А когда грянули гусляры величальную своему рогатому владыке, богатырь запел не в склад и не в лад, но всех осилил, всех перекричал, и такая хорошая и крепкая у него получилась песня, что скукожился на своем резном престоле князь Жупел, задрожал и растекся зеленой грязью, из которой некогда и вышел в князья, а жестокая отравительница, гордая княгиня Апсурда в испуге сорвала с себя нарядное, расшитое речным жемчугом платье и поспешно, как последняя поломойка, стала подтирать им со скобленых ради праздника досок бывшего супруга, чтобы не замарал новый хозяин Столенграда своих красных сапожек на высоких каблуках.
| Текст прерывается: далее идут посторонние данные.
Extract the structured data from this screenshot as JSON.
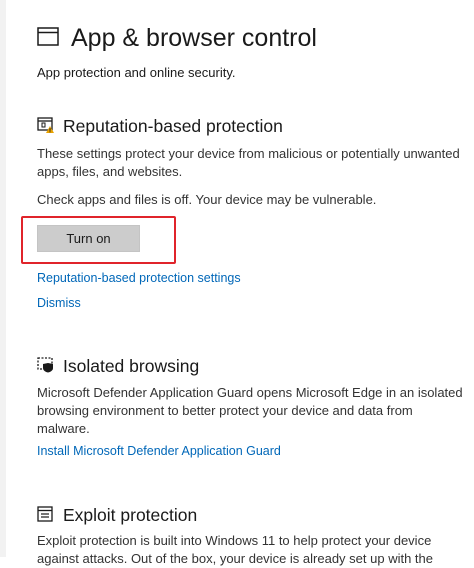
{
  "header": {
    "title": "App & browser control",
    "subtitle": "App protection and online security.",
    "icon": "browser-window-icon"
  },
  "reputation": {
    "title": "Reputation-based protection",
    "icon": "reputation-shield-icon",
    "description": "These settings protect your device from malicious or potentially unwanted apps, files, and websites.",
    "status": "Check apps and files is off. Your device may be vulnerable.",
    "button_label": "Turn on",
    "settings_link": "Reputation-based protection settings",
    "dismiss_link": "Dismiss",
    "highlight_color": "#e0242b"
  },
  "isolated": {
    "title": "Isolated browsing",
    "icon": "isolated-browsing-icon",
    "description": "Microsoft Defender Application Guard opens Microsoft Edge in an isolated browsing environment to better protect your device and data from malware.",
    "install_link": "Install Microsoft Defender Application Guard"
  },
  "exploit": {
    "title": "Exploit protection",
    "icon": "exploit-protection-icon",
    "description": "Exploit protection is built into Windows 11 to help protect your device against attacks. Out of the box, your device is already set up with the"
  },
  "colors": {
    "link": "#0067b8",
    "button_bg": "#cccccc",
    "warning": "#e8a200"
  }
}
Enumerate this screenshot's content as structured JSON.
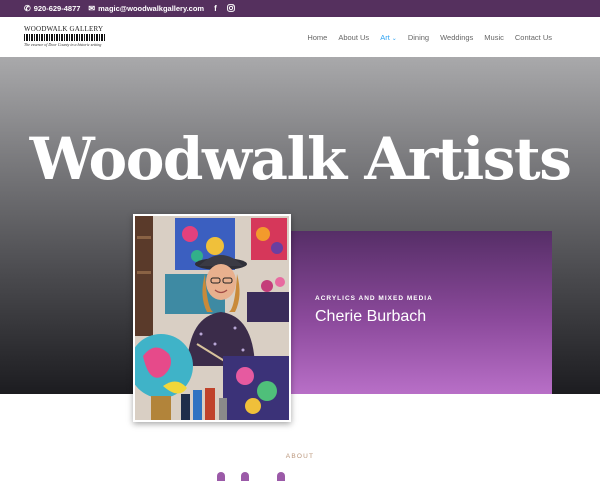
{
  "topbar": {
    "phone": "920-629-4877",
    "email": "magic@woodwalkgallery.com",
    "social": [
      "facebook-icon",
      "instagram-icon"
    ]
  },
  "header": {
    "logo_title": "WOODWALK GALLERY",
    "logo_tagline": "The essence of Door County in a historic setting",
    "nav": [
      {
        "label": "Home"
      },
      {
        "label": "About Us"
      },
      {
        "label": "Art"
      },
      {
        "label": "Dining"
      },
      {
        "label": "Weddings"
      },
      {
        "label": "Music"
      },
      {
        "label": "Contact Us"
      }
    ]
  },
  "hero": {
    "title": "Woodwalk Artists"
  },
  "feature": {
    "subtitle": "ACRYLICS AND MIXED MEDIA",
    "name": "Cherie Burbach"
  },
  "about": {
    "label": "ABOUT"
  },
  "colors": {
    "topbar": "#55305e",
    "accent_nav": "#2ea3f2",
    "card_top": "#562e67",
    "card_bottom": "#b86fc7",
    "about_label": "#b9957a"
  }
}
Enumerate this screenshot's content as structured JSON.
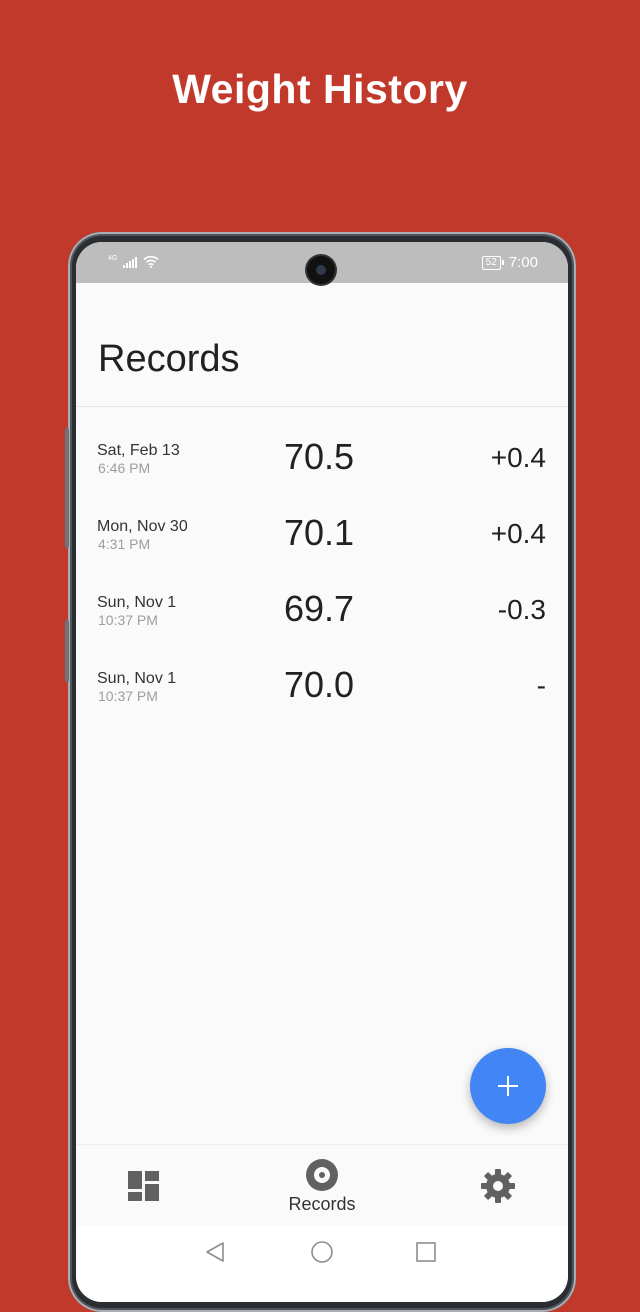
{
  "promo": {
    "title": "Weight History"
  },
  "status_bar": {
    "network": "4G",
    "battery": "52",
    "time": "7:00"
  },
  "page": {
    "title": "Records"
  },
  "records": [
    {
      "date": "Sat, Feb 13",
      "time": "6:46 PM",
      "weight": "70.5",
      "change": "+0.4"
    },
    {
      "date": "Mon, Nov 30",
      "time": "4:31 PM",
      "weight": "70.1",
      "change": "+0.4"
    },
    {
      "date": "Sun, Nov 1",
      "time": "10:37 PM",
      "weight": "69.7",
      "change": "-0.3"
    },
    {
      "date": "Sun, Nov 1",
      "time": "10:37 PM",
      "weight": "70.0",
      "change": "-"
    }
  ],
  "fab": {
    "icon": "plus-icon"
  },
  "bottom_nav": {
    "items": [
      {
        "icon": "dashboard-icon",
        "label": ""
      },
      {
        "icon": "record-icon",
        "label": "Records"
      },
      {
        "icon": "gear-icon",
        "label": ""
      }
    ]
  },
  "colors": {
    "background": "#c0392b",
    "accent": "#4285f4",
    "status_bar": "#bdbdbd"
  }
}
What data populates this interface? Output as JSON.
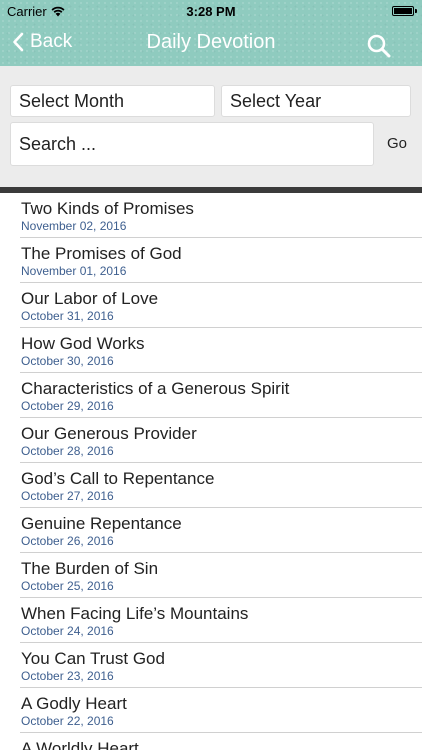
{
  "status_bar": {
    "carrier": "Carrier",
    "time": "3:28 PM",
    "battery_level": 1.0
  },
  "nav": {
    "back_label": "Back",
    "title": "Daily Devotion",
    "search_icon": "magnifier-icon"
  },
  "filters": {
    "month_label": "Select Month",
    "year_label": "Select Year",
    "search_placeholder": "Search ...",
    "go_label": "Go"
  },
  "devotions": [
    {
      "title": "Two Kinds of Promises",
      "date": "November 02, 2016"
    },
    {
      "title": "The Promises of God",
      "date": "November 01, 2016"
    },
    {
      "title": "Our Labor of Love",
      "date": "October 31, 2016"
    },
    {
      "title": "How God Works",
      "date": "October 30, 2016"
    },
    {
      "title": "Characteristics of a Generous Spirit",
      "date": "October 29, 2016"
    },
    {
      "title": "Our Generous Provider",
      "date": "October 28, 2016"
    },
    {
      "title": "God’s Call to Repentance",
      "date": "October 27, 2016"
    },
    {
      "title": "Genuine Repentance",
      "date": "October 26, 2016"
    },
    {
      "title": "The Burden of Sin",
      "date": "October 25, 2016"
    },
    {
      "title": "When Facing Life’s Mountains",
      "date": "October 24, 2016"
    },
    {
      "title": "You Can Trust God",
      "date": "October 23, 2016"
    },
    {
      "title": "A Godly Heart",
      "date": "October 22, 2016"
    },
    {
      "title": "A Worldly Heart",
      "date": ""
    }
  ],
  "colors": {
    "header": "#8fcbbf",
    "panel": "#ececec",
    "divider": "#3b3b3b",
    "date_text": "#3e5f8f"
  }
}
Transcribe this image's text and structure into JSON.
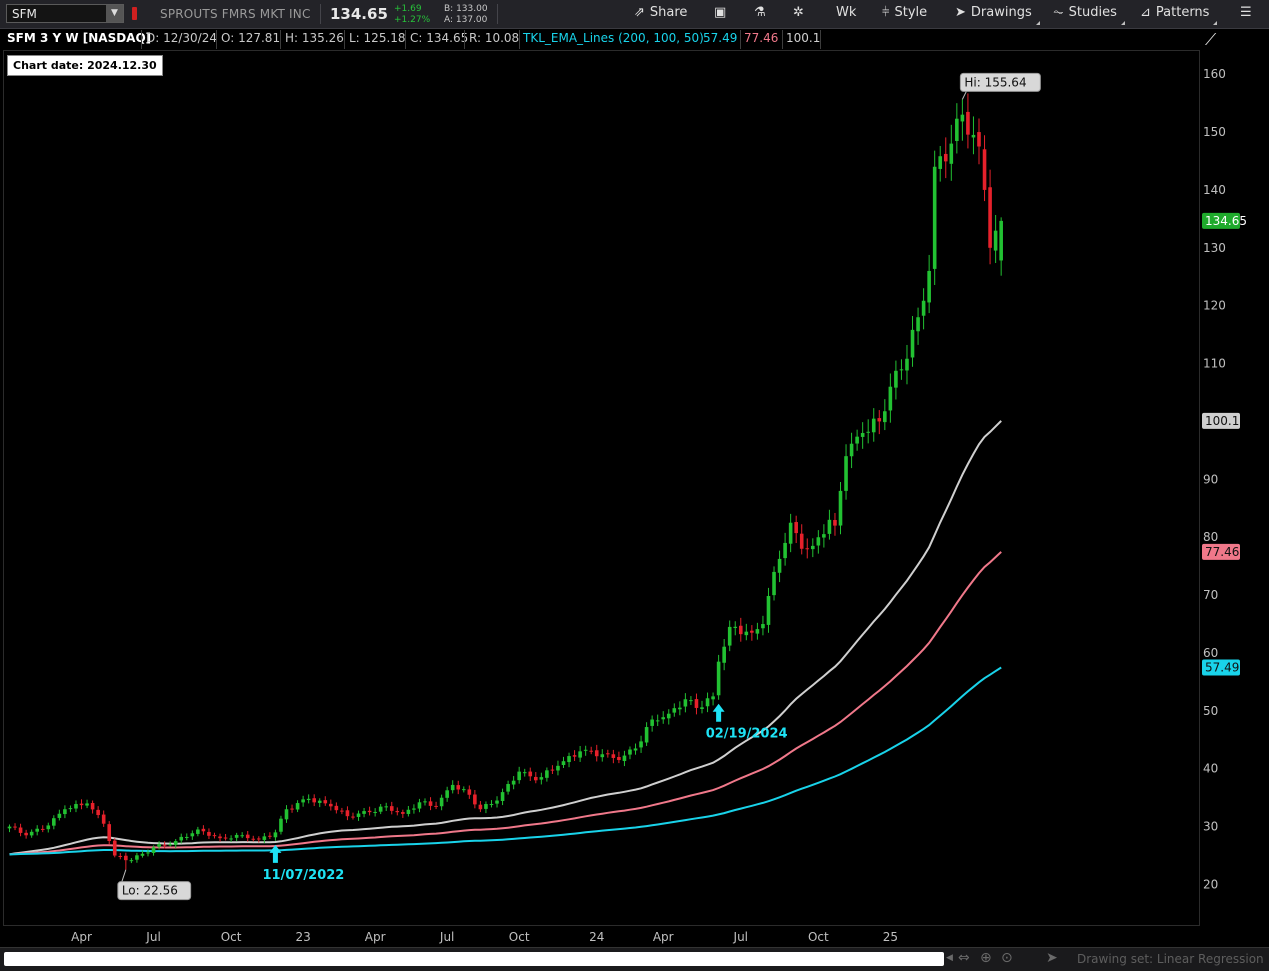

И пали на колени дружинники, некогда повязавшие своего же товарища в неравной схватке, и жалобно возопили:
— Джи-хар! Джи-хар! Джи-хар!
Только Жихарь не проснулся.
ГЛАВА ДЕВЯТАЯ
— Но все же, если бы вам пришлось выбирать добровольную смерть, в каком виде вы бы ее предпочли?
— Хотел бы быть погребенным под телами итальянских актрис.
А проснулся он от пинка по ребрам. Богатырь так и не узнал, кому принадлежал пинок. Скорее всего, это был Принц, отчаявшийся словесно разбудить пьяного побратима.